Story Break
Backpacking — In Or Out?
Six simple questions for your mind.
Let's talk concepts.
B ackpackers aren't the world's dumbest people. No really, think about it.
If you are truly dumb, are you going to put some stuff into a bag and go out hiking in the rain? I mean, you can't call that exactly dumb. Can you?
The word dumb has only four letters. This is actually too small to capture a big idea. Like whether hiking is dumb, or hiking in the rain is dumb, even.
You need at least five letters for a big idea. Take death, for example. Get my drift? Much bigger territory already, and only one more letter.
As words go, dumb is not that useful, and if you are a backpacker traveling light, maybe you don't even have it with you. True, dumb has only the one syllable and is easy for most of us to pronounce, but on the other hand...
It's. Uh. Um. Something...
Forgot where I was going with that.
So ideas. Can be tough, right? Let's talk about something else then.
Hey! What's in and what's out this year?
Number 1 - Dirty Underwear.
A perennial topic. If you wear it, it will get dirty. But if you don't wear it, it can't! So, in or out?
Number 2 - Toilet Paper.
Another favorite. I bet you've seen this stuff at home, but did you use it? And if you did, did you wash it and use it again, or just toss it after the first time? I bet I know the answer to that one!
But say you're backpacking, what then? A little tougher, isn't it? I mean, you've already got stuff to bury, but do you want even more stuff to bury?
Depends on how you feel about moss, leaves, and pine cones. So, in or out?
Number 3 - Eating Other People's Food.
Call it unguarded or call it temporarily available, it's still food, it's there, and you're always hungry.
Can you blame the missing food on chipmunks? Bobcats? Alligators? It depends on what's hiding in the bushes. And how fast you can eat. And if you are good at making up stories. So, in or out?
Number 4 - Washing Your Butt In The Creek.
OK, we all know the rules, but some rules are more equal than others. Like they say cleanliness is next to godliness. Want to argue that one, Buster?
Sure, it makes a difference whose butt is being washed.
And whether your drinking water comes from upstream or downstream. And which end of this butt you are on.
And if anyone is around to see you. So, in or out?
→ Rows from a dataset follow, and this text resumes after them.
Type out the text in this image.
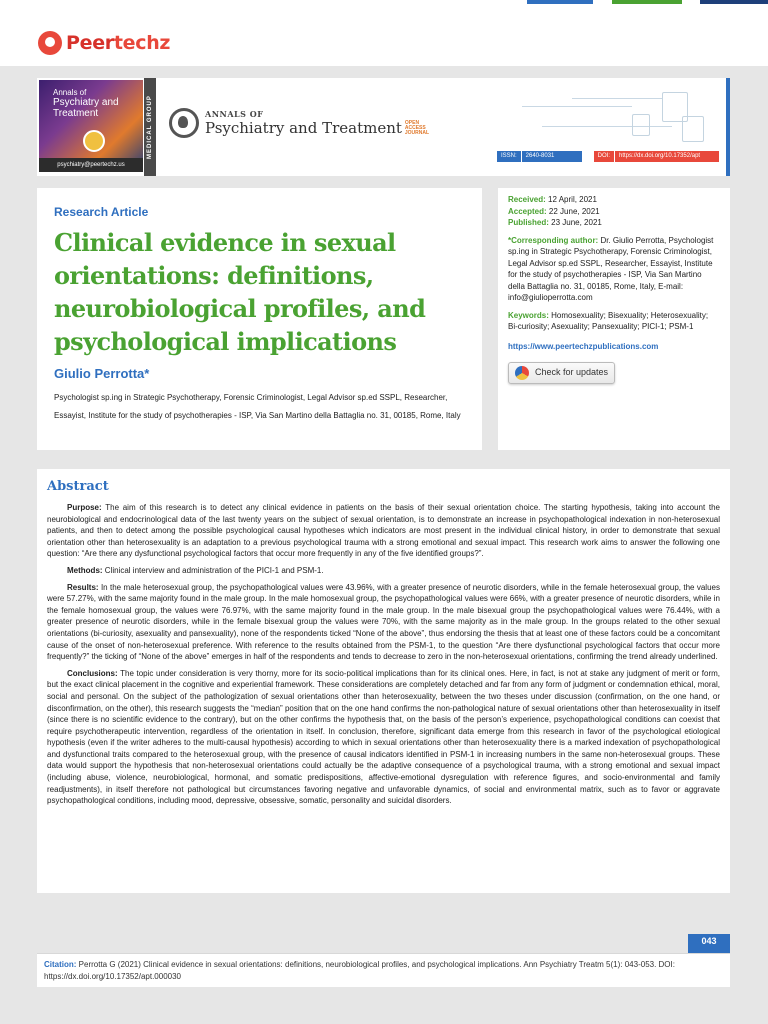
Peertechz
Annals of
Psychiatry and Treatment
psychiatry@peertechz.us
MEDICAL GROUP	ANNALS OF
Psychiatry and Treatment OPEN ACCESS JOURNAL
ISSN:	2640-8031	DOI:	https://dx.doi.org/10.17352/apt
Research Article
Clinical evidence in sexual orientations: definitions, neurobiological profiles, and psychological implications
Giulio Perrotta*
Psychologist sp.ing in Strategic Psychotherapy, Forensic Criminologist, Legal Advisor sp.ed SSPL, Researcher, Essayist, Institute for the study of psychotherapies - ISP, Via San Martino della Battaglia no. 31, 00185, Rome, Italy
Received: 12 April, 2021
Accepted: 22 June, 2021
Published: 23 June, 2021
*Corresponding author: Dr. Giulio Perrotta, Psychologist sp.ing in Strategic Psychotherapy, Forensic Criminologist, Legal Advisor sp.ed SSPL, Researcher, Essayist, Institute for the study of psychotherapies - ISP, Via San Martino della Battaglia no. 31, 00185, Rome, Italy, E-mail: info@giulioperrotta.com
Keywords: Homosexuality; Bisexuality; Heterosexuality; Bi-curiosity; Asexuality; Pansexuality; PICI-1; PSM-1
https://www.peertechzpublications.com
Check for updates
Abstract

Purpose: The aim of this research is to detect any clinical evidence in patients on the basis of their sexual orientation choice. The starting hypothesis, taking into account the neurobiological and endocrinological data of the last twenty years on the subject of sexual orientation, is to demonstrate an increase in psychopathological indexation in non-heterosexual patients, and then to detect among the possible psychological causal hypotheses which indicators are most present in the individual clinical history, in order to demonstrate that sexual orientation other than heterosexuality is an adaptation to a previous psychological trauma with a strong emotional and sexual impact. This research work aims to answer the following one question: “Are there any dysfunctional psychological factors that occur more frequently in any of the five identified groups?”.

Methods: Clinical interview and administration of the PICI-1 and PSM-1.

Results: In the male heterosexual group, the psychopathological values were 43.96%, with a greater presence of neurotic disorders, while in the female heterosexual group, the values were 57.27%, with the same majority found in the male group. In the male homosexual group, the psychopathological values were 66%, with a greater presence of neurotic disorders, while in the female homosexual group, the values were 76.97%, with the same majority found in the male group. In the male bisexual group the psychopathological values were 76.44%, with a greater presence of neurotic disorders, while in the female bisexual group the values were 70%, with the same majority as in the male group. In the groups related to the other sexual orientations (bi-curiosity, asexuality and pansexuality), none of the respondents ticked “None of the above”, thus endorsing the thesis that at least one of these factors could be a concomitant cause of the onset of non-heterosexual preference. With reference to the results obtained from the PSM-1, to the question “Are there dysfunctional psychological factors that occur more frequently?” the ticking of “None of the above” emerges in half of the respondents and tends to decrease to zero in the non-heterosexual orientations, confirming the trend already underlined.

Conclusions: The topic under consideration is very thorny, more for its socio-political implications than for its clinical ones. Here, in fact, is not at stake any judgment of merit or form, but the exact clinical placement in the cognitive and experiential framework. These considerations are completely detached and far from any form of judgment or condemnation ethical, moral, social and personal. On the subject of the pathologization of sexual orientations other than heterosexuality, between the two theses under discussion (confirmation, on the one hand, or disconfirmation, on the other), this research suggests the “median” position that on the one hand confirms the non-pathological nature of sexual orientations other than heterosexuality in itself (since there is no scientific evidence to the contrary), but on the other confirms the hypothesis that, on the basis of the person’s experience, psychopathological conditions can coexist that require psychotherapeutic intervention, regardless of the orientation in itself. In conclusion, therefore, significant data emerge from this research in favor of the psychological etiological hypothesis (even if the writer adheres to the multi-causal hypothesis) according to which in sexual orientations other than heterosexuality there is a marked indexation of psychopathological and dysfunctional traits compared to the heterosexual group, with the presence of causal indicators identified in PSM-1 in increasing numbers in the same non-heterosexual groups. These data would support the hypothesis that non-heterosexual orientations could actually be the adaptive consequence of a psychological trauma, with a strong emotional and sexual impact (including abuse, violence, neurobiological, hormonal, and somatic predispositions, affective-emotional dysregulation with reference figures, and socio-environmental and family readjustments), in itself therefore not pathological but circumstances favoring negative and unfavorable dynamics, of social and environmental matrix, such as to favor or aggravate psychopathological conditions, including mood, depressive, obsessive, somatic, personality and suicidal disorders.

043
Citation: Perrotta G (2021) Clinical evidence in sexual orientations: definitions, neurobiological profiles, and psychological implications. Ann Psychiatry Treatm 5(1): 043-053. DOI: https://dx.doi.org/10.17352/apt.000030
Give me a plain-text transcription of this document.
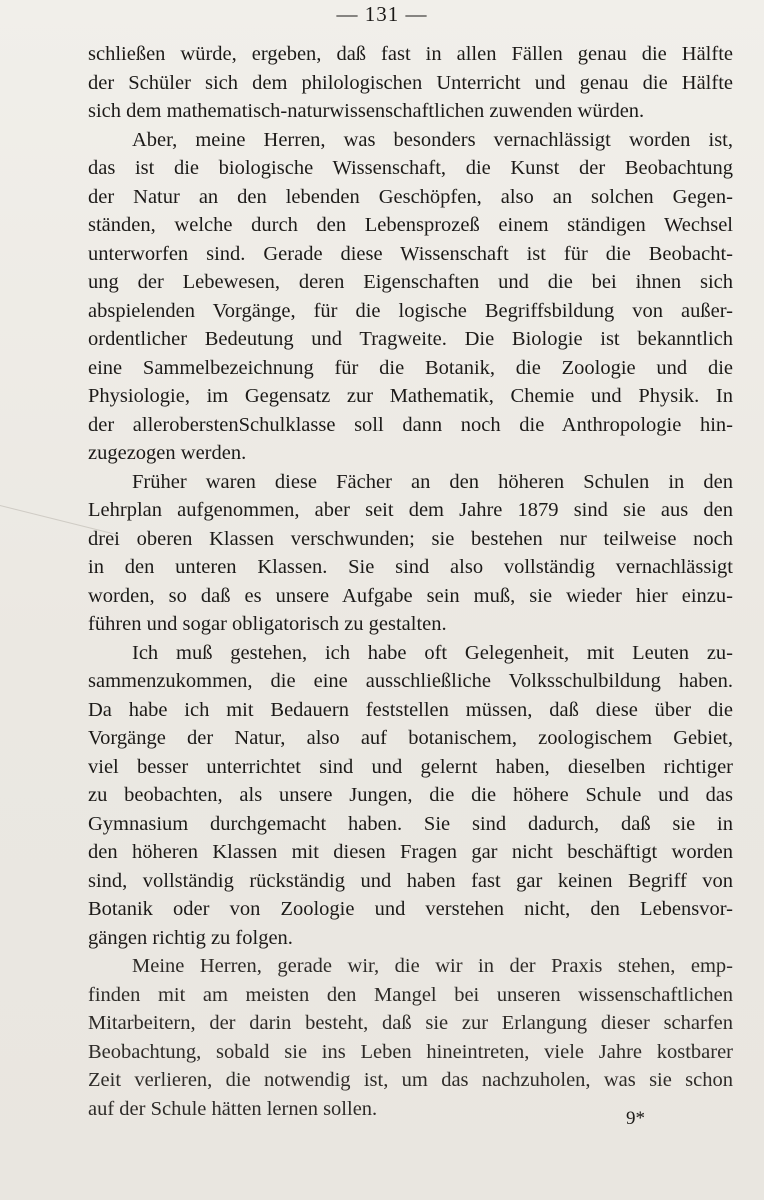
— 131 —
schließen würde, ergeben, daß fast in allen Fällen genau die Hälfte
der Schüler sich dem philologischen Unterricht und genau die Hälfte
sich dem mathematisch-naturwissenschaftlichen zuwenden würden.
Aber, meine Herren, was besonders vernachlässigt worden ist,
das ist die biologische Wissenschaft, die Kunst der Beobachtung
der Natur an den lebenden Geschöpfen, also an solchen Gegen-
ständen, welche durch den Lebensprozeß einem ständigen Wechsel
unterworfen sind. Gerade diese Wissenschaft ist für die Beobacht-
ung der Lebewesen, deren Eigenschaften und die bei ihnen sich
abspielenden Vorgänge, für die logische Begriffsbildung von außer-
ordentlicher Bedeutung und Tragweite. Die Biologie ist bekanntlich
eine Sammelbezeichnung für die Botanik, die Zoologie und die
Physiologie, im Gegensatz zur Mathematik, Chemie und Physik. In
der alleroberstenSchulklasse soll dann noch die Anthropologie hin-
zugezogen werden.
Früher waren diese Fächer an den höheren Schulen in den
Lehrplan aufgenommen, aber seit dem Jahre 1879 sind sie aus den
drei oberen Klassen verschwunden; sie bestehen nur teilweise noch
in den unteren Klassen. Sie sind also vollständig vernachlässigt
worden, so daß es unsere Aufgabe sein muß, sie wieder hier einzu-
führen und sogar obligatorisch zu gestalten.
Ich muß gestehen, ich habe oft Gelegenheit, mit Leuten zu-
sammenzukommen, die eine ausschließliche Volksschulbildung haben.
Da habe ich mit Bedauern feststellen müssen, daß diese über die
Vorgänge der Natur, also auf botanischem, zoologischem Gebiet,
viel besser unterrichtet sind und gelernt haben, dieselben richtiger
zu beobachten, als unsere Jungen, die die höhere Schule und das
Gymnasium durchgemacht haben. Sie sind dadurch, daß sie in
den höheren Klassen mit diesen Fragen gar nicht beschäftigt worden
sind, vollständig rückständig und haben fast gar keinen Begriff von
Botanik oder von Zoologie und verstehen nicht, den Lebensvor-
gängen richtig zu folgen.
Meine Herren, gerade wir, die wir in der Praxis stehen, emp-
finden mit am meisten den Mangel bei unseren wissenschaftlichen
Mitarbeitern, der darin besteht, daß sie zur Erlangung dieser scharfen
Beobachtung, sobald sie ins Leben hineintreten, viele Jahre kostbarer
Zeit verlieren, die notwendig ist, um das nachzuholen, was sie schon
auf der Schule hätten lernen sollen.	9*
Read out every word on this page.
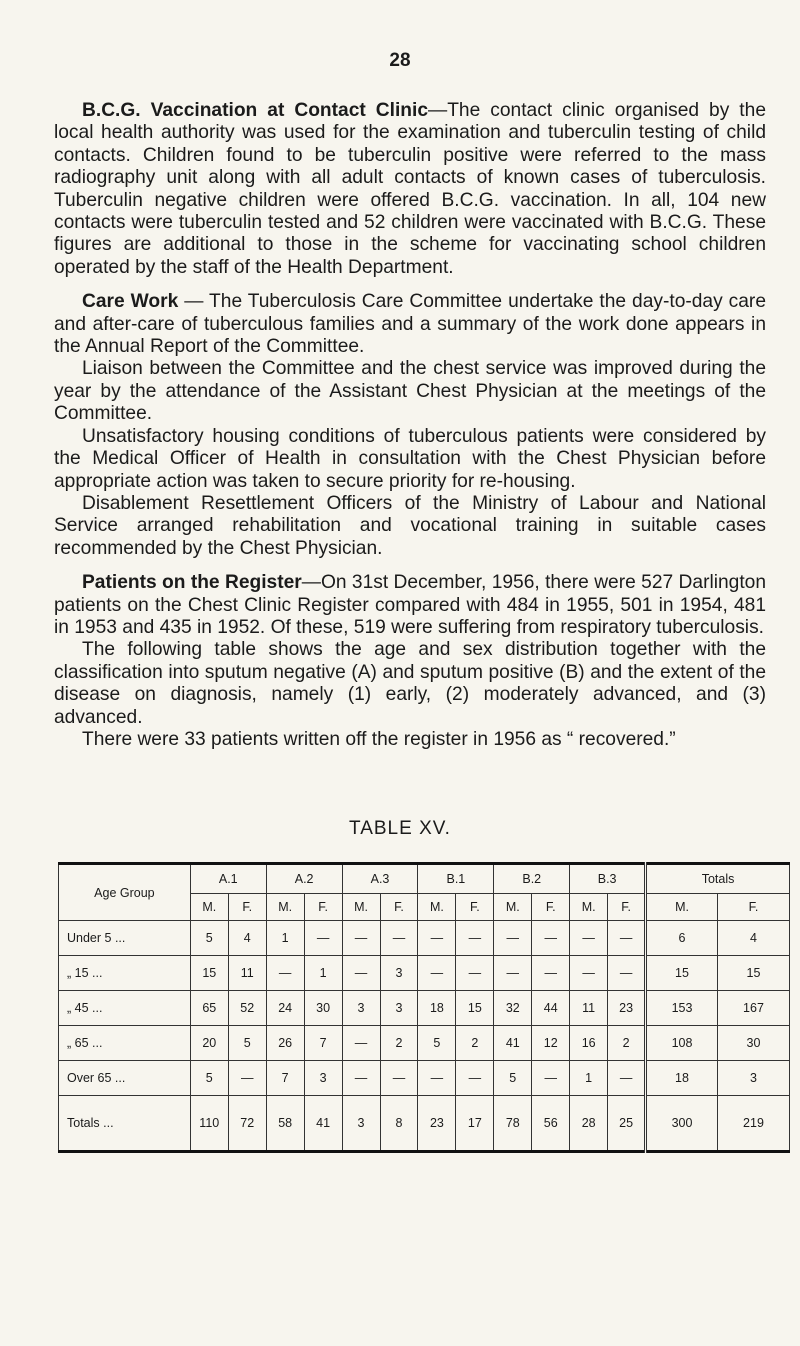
28

B.C.G. Vaccination at Contact Clinic—The contact clinic organised by the local health authority was used for the examination and tuberculin testing of child contacts. Children found to be tuberculin positive were referred to the mass radiography unit along with all adult contacts of known cases of tuberculosis. Tuberculin negative children were offered B.C.G. vaccination. In all, 104 new contacts were tuberculin tested and 52 children were vaccinated with B.C.G. These figures are additional to those in the scheme for vaccinating school children operated by the staff of the Health Department.

Care Work — The Tuberculosis Care Committee undertake the day-to-day care and after-care of tuberculous families and a summary of the work done appears in the Annual Report of the Committee.

Liaison between the Committee and the chest service was improved during the year by the attendance of the Assistant Chest Physician at the meetings of the Committee.

Unsatisfactory housing conditions of tuberculous patients were considered by the Medical Officer of Health in consultation with the Chest Physician before appropriate action was taken to secure priority for re-housing.

Disablement Resettlement Officers of the Ministry of Labour and National Service arranged rehabilitation and vocational training in suitable cases recommended by the Chest Physician.

Patients on the Register—On 31st December, 1956, there were 527 Darlington patients on the Chest Clinic Register compared with 484 in 1955, 501 in 1954, 481 in 1953 and 435 in 1952. Of these, 519 were suffering from respiratory tuberculosis.

The following table shows the age and sex distribution together with the classification into sputum negative (A) and sputum positive (B) and the extent of the disease on diagnosis, namely (1) early, (2) moderately advanced, and (3) advanced.

There were 33 patients written off the register in 1956 as “ recovered.”

TABLE XV.
Age Group	A.1		A.2		A.3		B.1		B.2		B.3		Totals	
	M.	F.	M.	F.	M.	F.	M.	F.	M.	F.	M.	F.	M.	F.
Under 5 ...	5	4	1	—	—	—	—	—	—	—	—	—	6	4
„ 15 ...	15	11	—	1	—	3	—	—	—	—	—	—	15	15
„ 45 ...	65	52	24	30	3	3	18	15	32	44	11	23	153	167
„ 65 ...	20	5	26	7	—	2	5	2	41	12	16	2	108	30
Over 65 ...	5	—	7	3	—	—	—	—	5	—	1	—	18	3
Totals ...	110	72	58	41	3	8	23	17	78	56	28	25	300	219
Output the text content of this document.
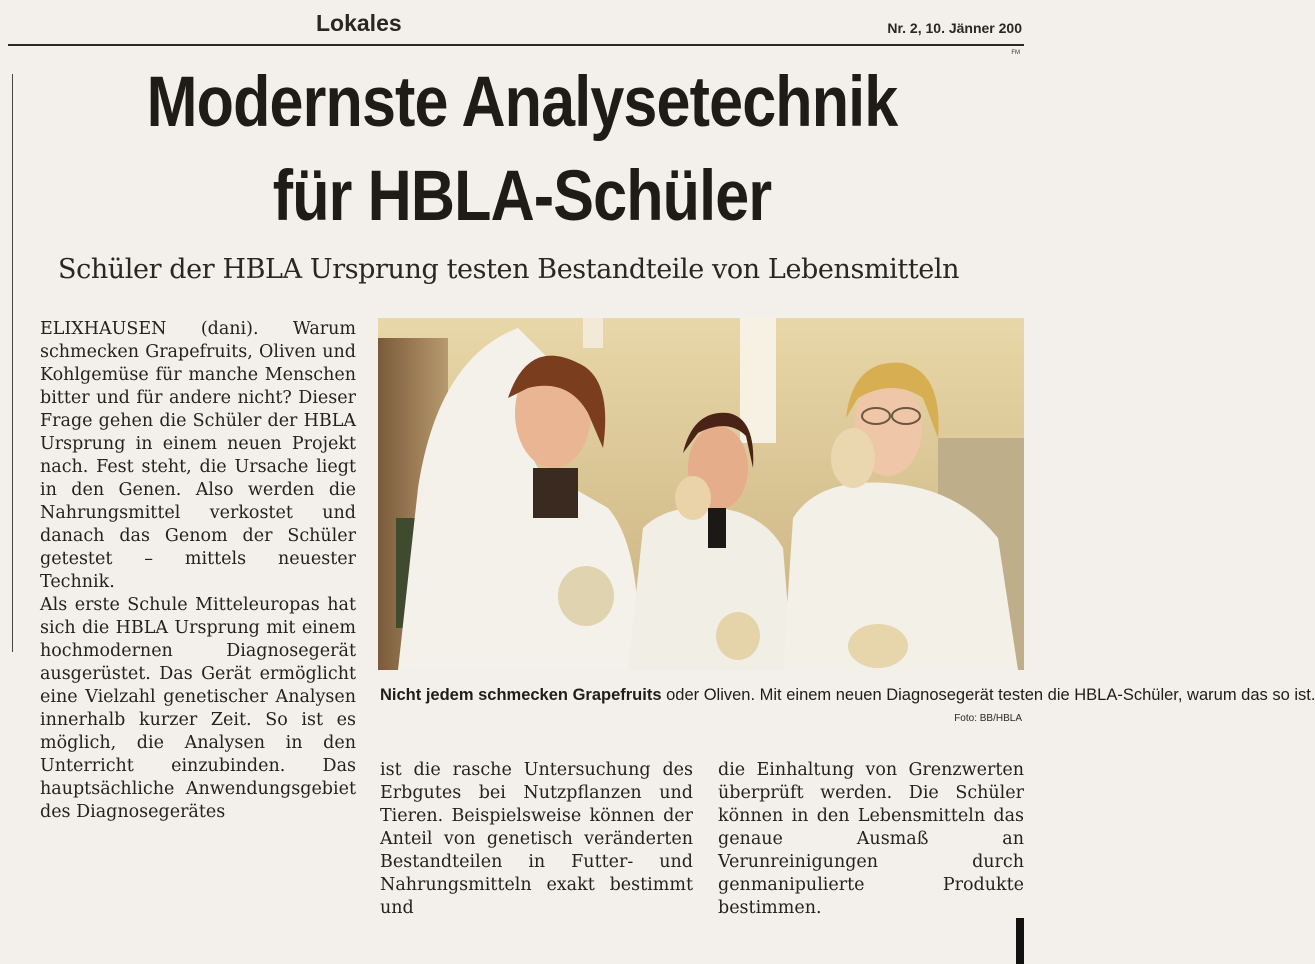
Lokales	Nr. 2, 10. Jänner 200
FM
Modernste Analysetechnik
für HBLA-Schüler
Schüler der HBLA Ursprung testen Bestandteile von Lebensmitteln

ELIXHAUSEN (dani). Warum schmecken Grapefruits, Oliven und Kohlgemüse für manche Menschen bitter und für andere nicht? Dieser Frage gehen die Schüler der HBLA Ursprung in einem neuen Projekt nach. Fest steht, die Ursache liegt in den Genen. Also werden die Nahrungsmittel verkostet und danach das Genom der Schüler getestet – mittels neuester Technik.

Als erste Schule Mitteleuropas hat sich die HBLA Ursprung mit einem hochmodernen Diagnosegerät ausgerüstet. Das Gerät ermöglicht eine Vielzahl genetischer Analysen innerhalb kurzer Zeit. So ist es möglich, die Analysen in den Unterricht einzubinden. Das hauptsächliche Anwendungsgebiet des Diagnosegerätes

Nicht jedem schmecken Grapefruits oder Oliven. Mit einem neuen Diagnosegerät testen die HBLA-Schüler, warum das so ist.
Foto: BB/HBLA

ist die rasche Untersuchung des Erbgutes bei Nutzpflanzen und Tieren. Beispielsweise können der Anteil von genetisch veränderten Bestandteilen in Futter- und Nahrungsmitteln exakt bestimmt und

die Einhaltung von Grenzwerten überprüft werden. Die Schüler können in den Lebensmitteln das genaue Ausmaß an Verunreinigungen durch genmanipulierte Produkte bestimmen.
Number 5 - Lying About Your Mileage.
Maybe you're thinking that lying is always bad. If so, when bedtime comes, think about walking up all night to make your numbers.
See?
And if you slip up and accidentally switch to kilometers you can multiply your miles by two, round up, and sound extra gnarly. Who said the metric system was no good? Some dope, right?
You're a hiker after all, and you're damn tired and you can't always remember how to carry the semicolon or whatever the hell they use in that metric stuff anyway, and who cares? So, in or out?
Number 6 - Sleeping 10 To A Motel Room.
This is for long distance hikers and party animals.
Generally, long distance hikers (or thru-hikers as they call them, WTF?) are just about the most tedious, boring, dead-headed, dull-witted, ho-hum, irksome, slow, uninteresting, wearying, and least fun people in the world.
But cheap. So they often try this.
Does that justify splitting the cost of a $75 motel room 10 ways? Or would you rather party with some actual humans who scratch less and don't stink and snore? Just sayin. So, in or out?